Однажды, в него, в самом деле, что-то ударило во время летней бури. В сквере, что рядом с ним, упали бетонные фигуры девушек с веслом. В девяностых годах Ильича даже снимали и отвозили прочь, а на месте медного упыря ставили крест. Понятно стало что, Бог не спешил с молнией, а ждал, когда мы это сделаем сами. Прошло несколько лет и рязанцы снова подняли идола на прежнее место, снова у его ног цветы, трибуны и пионеры. Фигуру признали частью культурного наследия России. Бетонных болванов тоже поставили на место, подмазывали, красили серебряной краской, но потом все-таки прибрали.
Недалеко от площади Ленина расположен Казанский монастырь. Там коммунисты организовали один из первых концлагерей. Еще ближе находится Лазаревское кладбище. Наш знаменитый о. Авель Македонов рассказывал, что когда он был маленький, то его как и весь город, держали в страхе ночные грузовики, свозившие туда несчастных на расстрел. Ночью строчили пулеметы, а днем школьник Коля Македонов собирал записки с последним приветом родным…

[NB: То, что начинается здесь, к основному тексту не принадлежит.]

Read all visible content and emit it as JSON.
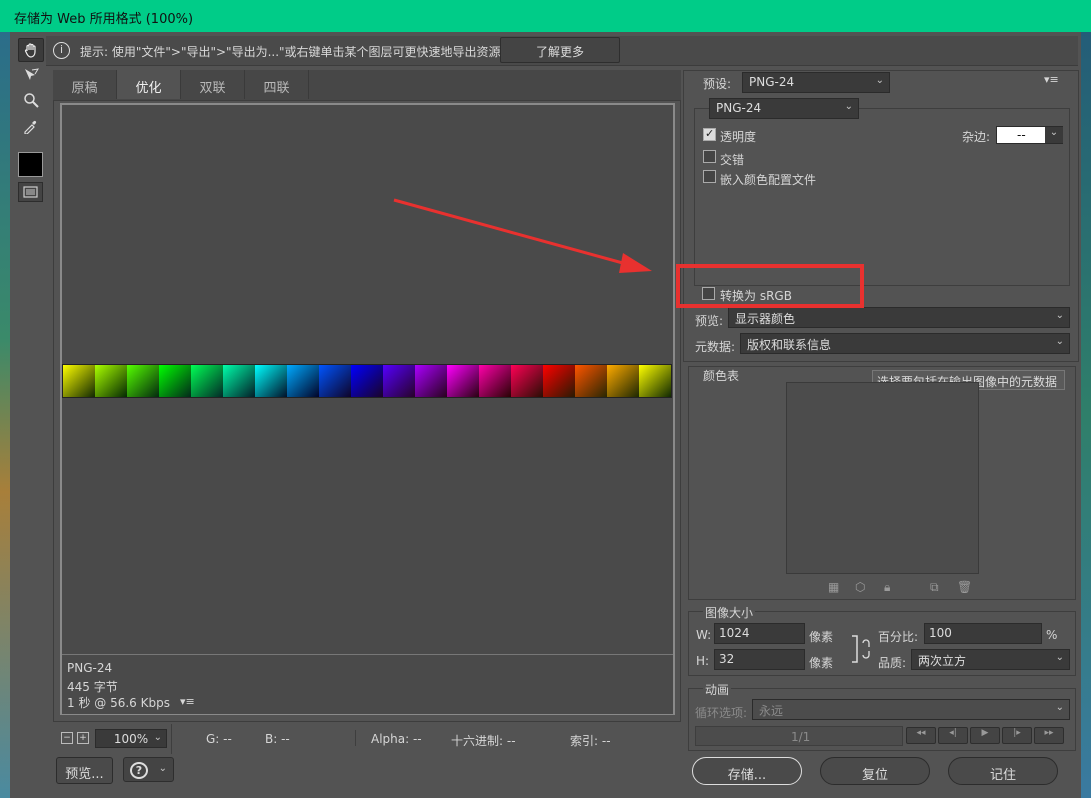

Расстрелянные монахи Мгарского монаятыря. Обувь забрали палачи
Этот город можно листать как книгу. Но сам город сегодня листает каналы телевизора. Там марш согласных и несогласных, подлецов и неподлецов, которым кажется, что они нашли рецепт для больной России. Но их рецепты — это лекарство от симптомов. Ключевым моментом нашей истории является семнадцатый год и яростная горячка борьбы с Богом и Его людьми. Ничего и никогда у нас не изменится, если мы не вылечимся от чумы коммунизма, от привитой ненависти на небо и на землю.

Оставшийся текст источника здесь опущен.